Pièce en trois actes
traduite de l’italien
par Ginette Herry
Circé, 2001













 

 

Contexte littéraire de l’époque

Carlo-Goldoni-copie-1.jpg Carlo Goldoni est un dramaturge italien du XVIIIe siècle ; il est né à Venise en 1707, il y passera la moitié de sa vie avant de partir pour Paris où il mourra en 1793. Goldoni est connu pour sa réforme de la commedia dell'arte ; il écrit à cet égard un ouvrage pour expliquer sa théorie : Mémoires pour servir à l'histoire de ma vie et à celle de mon théâtre. L’idée de cette réforme se trouve davantage illustrée dans ses pièces. Il se rapproche du théâtre de Molière en s’intéressant au caractère des personnages, il se veut proche des attitudes de la vie quotidienne. Cependant, Goldoni ne tire pas de morale de ces pièces, il reste optimiste, et ne dépeint que le quotidien de la vie de bourgeois ou de gens du peuple mais jamais il ne s’aventure dans le monde controversé de la religion ; en cela il se démarque de son modèle, Molière.

Sa réforme interroge les comédiens et est détestée par le deuxième grand dramaturge italien de l’époque, Carlo Gozzi, qui lui aussi cherche à réformer la commedia dell arte en créant un nouveau genre théâtral la fiaba, mêlant fantastique et farce légère. Cette rivalité avec Carlo Gozzi pousse Carlo Goldoni à accepter l’invitation des Italiens de Paris à venir jouer dans cette ville. Même si il n’a pas le succès escompté, Carlo Goldoni se plaît à Paris.

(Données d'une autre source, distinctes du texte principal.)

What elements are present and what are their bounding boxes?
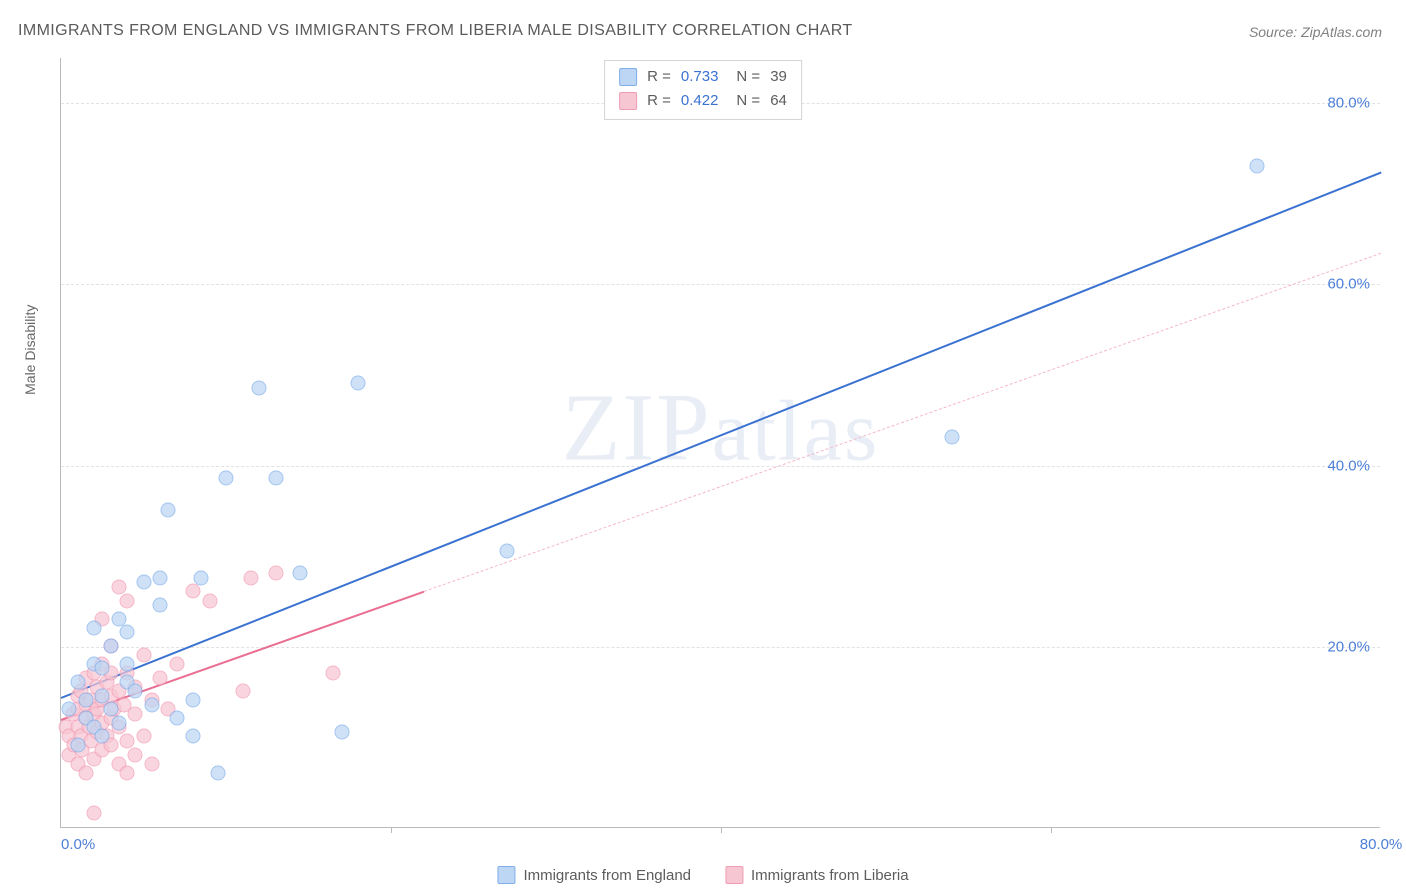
data-point [235, 684, 250, 699]
data-point [120, 625, 135, 640]
data-point [111, 715, 126, 730]
data-point [268, 471, 283, 486]
data-point [103, 702, 118, 717]
chart-title: IMMIGRANTS FROM ENGLAND VS IMMIGRANTS FR… [18, 22, 853, 40]
plot-area: ZIPatlas 20.0%40.0%60.0%80.0%0.0%80.0% [60, 58, 1380, 828]
gridline [61, 466, 1380, 467]
data-point [136, 647, 151, 662]
swatch-series1 [497, 866, 515, 884]
data-point [186, 693, 201, 708]
gridline [61, 284, 1380, 285]
data-point [252, 380, 267, 395]
data-point [1250, 158, 1265, 173]
data-point [144, 756, 159, 771]
swatch-series1 [619, 68, 637, 86]
data-point [136, 729, 151, 744]
data-point [70, 675, 85, 690]
data-point [62, 702, 77, 717]
data-point [194, 570, 209, 585]
n-label: N = [736, 65, 760, 89]
data-point [334, 724, 349, 739]
gridline [61, 647, 1380, 648]
x-tick-label: 0.0% [61, 836, 95, 853]
data-point [78, 765, 93, 780]
data-point [161, 502, 176, 517]
data-point [351, 376, 366, 391]
legend-label-series1: Immigrants from England [523, 867, 691, 884]
data-point [219, 471, 234, 486]
data-point [153, 570, 168, 585]
r-value-series2: 0.422 [681, 89, 719, 113]
trend-line [424, 253, 1381, 592]
legend-row-series2: R = 0.422 N = 64 [619, 89, 787, 113]
data-point [186, 729, 201, 744]
data-point [128, 747, 143, 762]
data-point [120, 593, 135, 608]
data-point [144, 697, 159, 712]
data-point [210, 765, 225, 780]
data-point [87, 806, 102, 821]
data-point [186, 584, 201, 599]
swatch-series2 [725, 866, 743, 884]
r-label: R = [647, 89, 671, 113]
data-point [120, 656, 135, 671]
data-point [95, 661, 110, 676]
data-point [153, 598, 168, 613]
data-point [70, 738, 85, 753]
y-tick-label: 20.0% [1327, 638, 1370, 655]
data-point [78, 693, 93, 708]
data-point [136, 575, 151, 590]
data-point [326, 666, 341, 681]
n-label: N = [736, 89, 760, 113]
data-point [153, 670, 168, 685]
x-tick-mark [1051, 827, 1052, 833]
data-point [95, 688, 110, 703]
x-tick-mark [391, 827, 392, 833]
legend-item-series2: Immigrants from Liberia [725, 866, 909, 884]
data-point [111, 611, 126, 626]
data-point [120, 733, 135, 748]
data-point [103, 638, 118, 653]
data-point [95, 729, 110, 744]
y-tick-label: 60.0% [1327, 276, 1370, 293]
data-point [268, 566, 283, 581]
legend-series-box: Immigrants from England Immigrants from … [497, 866, 908, 884]
chart-container: IMMIGRANTS FROM ENGLAND VS IMMIGRANTS FR… [0, 0, 1406, 892]
data-point [945, 430, 960, 445]
x-tick-label: 80.0% [1360, 836, 1403, 853]
x-tick-mark [721, 827, 722, 833]
trend-line [61, 171, 1382, 698]
swatch-series2 [619, 92, 637, 110]
legend-label-series2: Immigrants from Liberia [751, 867, 909, 884]
data-point [87, 620, 102, 635]
y-tick-label: 40.0% [1327, 457, 1370, 474]
data-point [169, 656, 184, 671]
data-point [120, 765, 135, 780]
data-point [243, 570, 258, 585]
legend-item-series1: Immigrants from England [497, 866, 691, 884]
data-point [111, 579, 126, 594]
source-label: Source: ZipAtlas.com [1249, 24, 1382, 40]
y-axis-label: Male Disability [22, 305, 38, 395]
n-value-series2: 64 [770, 89, 787, 113]
data-point [293, 566, 308, 581]
data-point [499, 543, 514, 558]
data-point [128, 684, 143, 699]
n-value-series1: 39 [770, 65, 787, 89]
data-point [202, 593, 217, 608]
y-tick-label: 80.0% [1327, 95, 1370, 112]
data-point [169, 711, 184, 726]
data-point [128, 706, 143, 721]
legend-row-series1: R = 0.733 N = 39 [619, 65, 787, 89]
r-value-series1: 0.733 [681, 65, 719, 89]
legend-correlation-box: R = 0.733 N = 39 R = 0.422 N = 64 [604, 60, 802, 120]
r-label: R = [647, 65, 671, 89]
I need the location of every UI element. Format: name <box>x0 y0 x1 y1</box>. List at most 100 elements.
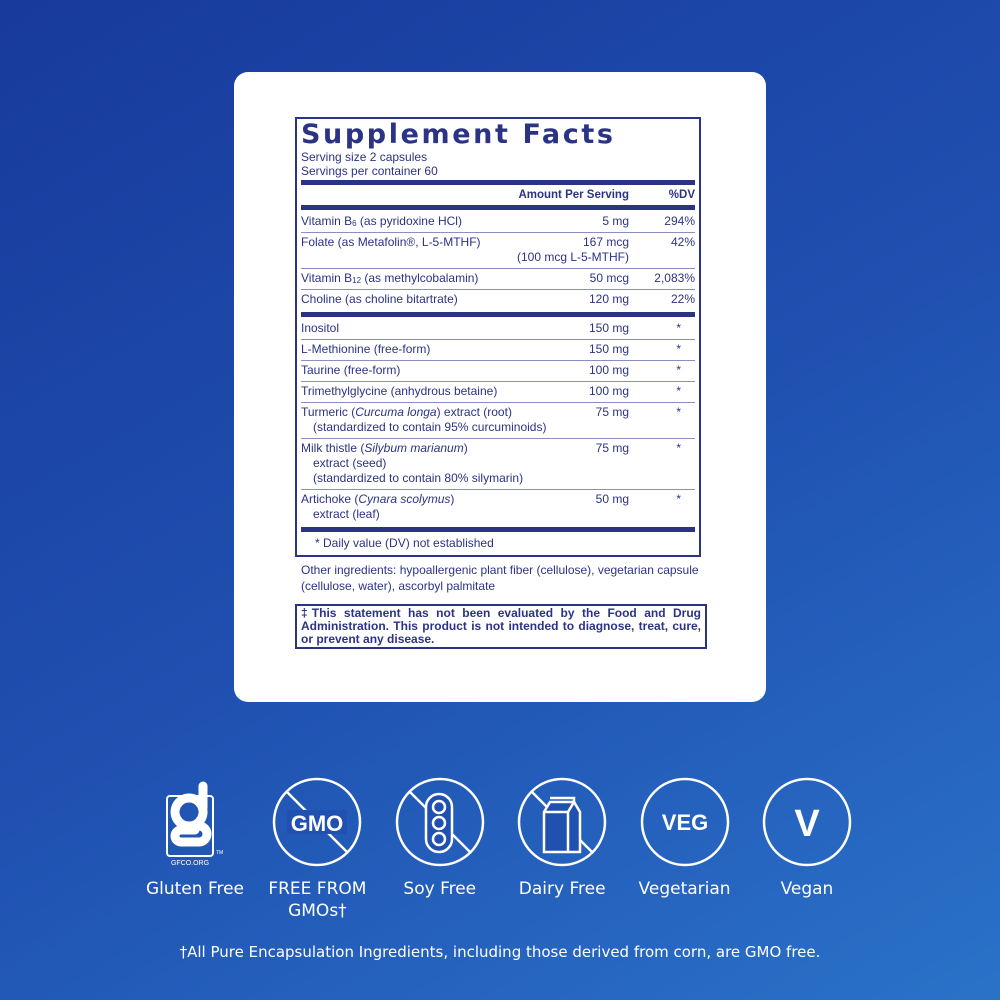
badge-vegetarian: VEG Vegetarian <box>626 776 744 922</box>
divider <box>301 180 695 185</box>
badge-label: Dairy Free <box>518 879 606 899</box>
amount-detail: (100 mcg L-5-MTHF) <box>516 250 629 264</box>
amount-value: 167 mcg <box>582 235 629 249</box>
daily-value: 42% <box>670 235 695 249</box>
badge-dairy-free: Dairy Free <box>503 776 621 922</box>
nutrient-name-line: Folate (as Metafolin®, L-5-MTHF) <box>301 235 511 250</box>
nutrient-label: Folate (as Metafolin®, L-5-MTHF) <box>301 235 481 249</box>
nutrient-name: Folate (as Metafolin®, L-5-MTHF) <box>301 235 511 265</box>
amount: 75 mg <box>511 441 629 486</box>
nutrient-row: Vitamin B6 (as pyridoxine HCl) 5 mg 294% <box>301 212 695 233</box>
amount: 150 mg <box>511 342 629 357</box>
nutrient-name-line: L-Methionine (free-form) <box>301 342 511 357</box>
no-gmo-icon: GMO <box>273 777 362 867</box>
badge-label: Soy Free <box>403 879 477 899</box>
amount-value: 120 mg <box>588 292 629 306</box>
daily-value: * <box>676 321 681 335</box>
subscript: 6 <box>352 219 357 228</box>
amount-value: 50 mg <box>595 492 629 506</box>
daily-value: * <box>676 492 681 506</box>
nutrient-name: Artichoke (Cynara scolymus) extract (leaf… <box>301 492 511 522</box>
nutrient-name-line: Milk thistle (Silybum marianum) <box>301 441 511 456</box>
latin-name: Silybum marianum <box>364 441 464 455</box>
nutrient-label-rest: ) <box>463 441 468 455</box>
badge-label: Vegetarian <box>638 879 731 899</box>
nutrient-label-rest: (as pyridoxine HCl) <box>356 214 462 228</box>
gfco-text: GFCO.ORG <box>171 860 209 867</box>
divider <box>301 527 695 532</box>
no-soy-icon <box>395 777 485 867</box>
nutrient-row: Trimethylglycine (anhydrous betaine) 100 … <box>301 382 695 403</box>
nutrient-name: Vitamin B12 (as methylcobalamin) <box>301 271 511 286</box>
daily-value: 2,083% <box>654 271 695 285</box>
daily-value: * <box>676 342 681 356</box>
vegetarian-icon: VEG <box>640 777 729 867</box>
nutrient-row: Artichoke (Cynara scolymus) extract (leaf… <box>301 490 695 525</box>
nutrient-name: Turmeric (Curcuma longa) extract (root)(… <box>301 405 547 435</box>
dv-header: %DV <box>668 189 695 201</box>
nutrient-label-rest: ) <box>450 492 455 506</box>
badge-gluten-free: GFCO.ORG TM Gluten Free <box>136 776 254 922</box>
gmo-footnote: †All Pure Encapsulation Ingredients, inc… <box>179 943 821 961</box>
badge-label: Gluten Free <box>145 879 245 899</box>
nutrient-row: Vitamin B12 (as methylcobalamin) 50 mcg 2,… <box>301 269 695 290</box>
daily-value: * <box>676 441 681 455</box>
amount-value: 5 mg <box>602 214 629 228</box>
nutrient-label: Artichoke ( <box>301 492 359 506</box>
amount-value: 50 mcg <box>589 271 629 285</box>
amount: 50 mg <box>511 492 629 522</box>
supplement-facts-card: Supplement Facts Serving size 2 capsules… <box>234 72 766 702</box>
amount: 75 mg <box>511 405 629 435</box>
nutrient-name-line: Trimethylglycine (anhydrous betaine) <box>301 384 511 399</box>
footnote: * Daily value (DV) not established <box>315 536 494 550</box>
badge-label: FREE FROM GMOs† <box>268 879 367 921</box>
other-ingredients: Other ingredients: hypoallergenic plant … <box>301 563 699 593</box>
nutrient-row: Taurine (free-form) 100 mg * <box>301 361 695 382</box>
latin-name: Cynara scolymus <box>358 492 451 506</box>
nutrient-name: Vitamin B6 (as pyridoxine HCl) <box>301 214 511 229</box>
nutrient-label: Turmeric ( <box>301 405 356 419</box>
amount: 5 mg <box>511 214 629 229</box>
badge-label: Vegan <box>780 879 834 899</box>
subscript: 12 <box>352 276 362 285</box>
nutrient-name-line: Vitamin B6 (as pyridoxine HCl) <box>301 214 511 229</box>
nutrient-row: Folate (as Metafolin®, L-5-MTHF) 167 mcg(… <box>301 233 695 269</box>
nutrient-name-line: Inositol <box>301 321 511 336</box>
divider <box>301 205 695 210</box>
v-text: V <box>794 803 820 845</box>
nutrient-label: Vitamin B <box>301 214 353 228</box>
amount-value: 150 mg <box>588 321 629 335</box>
veg-text: VEG <box>661 810 707 835</box>
nutrient-name: Trimethylglycine (anhydrous betaine) <box>301 384 511 399</box>
panel-title: Supplement Facts <box>301 119 616 150</box>
supplement-facts-panel: Supplement Facts Serving size 2 capsules… <box>295 117 701 557</box>
daily-value: * <box>676 363 681 377</box>
nutrient-name: Choline (as choline bitartrate) <box>301 292 511 307</box>
nutrient-row: Inositol 150 mg * <box>301 319 695 340</box>
nutrient-label: Choline (as choline bitartrate) <box>301 292 458 306</box>
daily-value: 294% <box>664 214 695 228</box>
badge-soy-free: Soy Free <box>381 776 499 922</box>
nutrient-label-rest: ) extract (root) <box>436 405 512 419</box>
nutrient-name-line: Choline (as choline bitartrate) <box>301 292 511 307</box>
amount-value: 150 mg <box>588 342 629 356</box>
badge-row: GFCO.ORG TM Gluten Free GMO FREE FROM GMO… <box>136 776 866 922</box>
nutrient-name: L-Methionine (free-form) <box>301 342 511 357</box>
nutrient-row: Choline (as choline bitartrate) 120 mg 22% <box>301 290 695 310</box>
nutrient-detail: (standardized to contain 80% silymarin) <box>313 471 524 485</box>
svg-text:TM: TM <box>216 850 223 856</box>
nutrient-label: L-Methionine (free-form) <box>301 342 431 356</box>
latin-name: Curcuma longa <box>355 405 437 419</box>
amount: 100 mg <box>511 363 629 378</box>
nutrient-row: Turmeric (Curcuma longa) extract (root)(… <box>301 403 695 439</box>
nutrient-name: Taurine (free-form) <box>301 363 511 378</box>
amount-value: 75 mg <box>595 441 629 455</box>
daily-value: * <box>676 384 681 398</box>
nutrient-label: Taurine (free-form) <box>301 363 401 377</box>
nutrient-detail: (standardized to contain 95% curcuminoid… <box>313 420 547 434</box>
vegan-icon: V <box>762 777 852 867</box>
amount: 50 mcg <box>511 271 629 286</box>
nutrient-detail: extract (seed) <box>313 456 387 470</box>
nutrient-label: Trimethylglycine (anhydrous betaine) <box>301 384 498 398</box>
nutrient-row: Milk thistle (Silybum marianum) extract (… <box>301 439 695 490</box>
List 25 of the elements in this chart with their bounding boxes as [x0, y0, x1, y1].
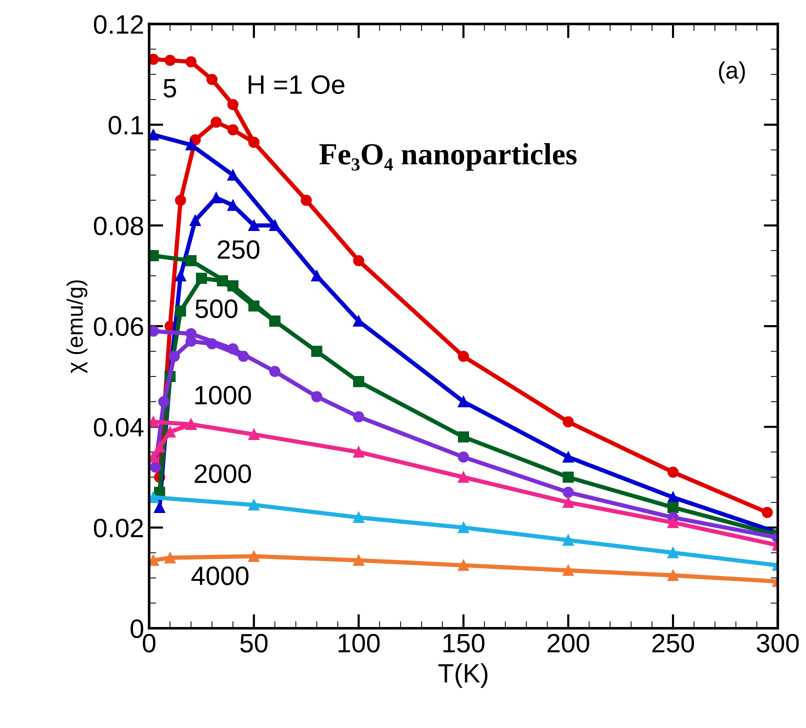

Le dramaturge écrit ces pièces en vénitien, français et parfois, pour certaines, il utilise le dialecte de la population mise en scène, comme dans Baroufe à Chioggia où il reprend le langage propre à la communauté des pêcheurs de Chioggia.



Résumé de la pièce

Cinq femmes tricotant dans une rue de Chioggia attendent leur frère, leur mari ou leur fiancé partis pêcher en mer depuis dix mois. Dans ce petit groupe vient s’immiscer le jeune et fainéant Toffolo qui papillonne autour de deux jeunes femmes, Lucietta, sur le point de se marier, et Checca, encore une très jeune fille. Commencent alors les jalousies et commérages.
 
On annonce dès la première scène des mariages à venir, mais vont-ils se réaliser ou les futurs mariés vont-ils se laisser influencer par les mensonges et par les multiples disputes qui en découlent ?

 

 


port-de-chioggia.jpgLe port de Chioggia

Peinture d’une communauté de pêcheurs
 
Goldoni attache de l’importance au réalisme de ses pièces, il part d’éléments concrets qu’il a pu observer. En effet, dans sa jeunesse Goldoni a eu un poste dans l’administration juridique de Chioggia ; c’est de cette expérience et de ses observations plus récentes que naît la description de la société chiozzotte dans Baroufe à Chioggia. Il peint des femmes hautes en couleurs ; elles mentent, crient, se disputent, et sont jalouses :

 « LUCIETTA, à part à Toffolo. Donnez, mais oui. En montrant Checca. Pour la faire endêver celle-là. »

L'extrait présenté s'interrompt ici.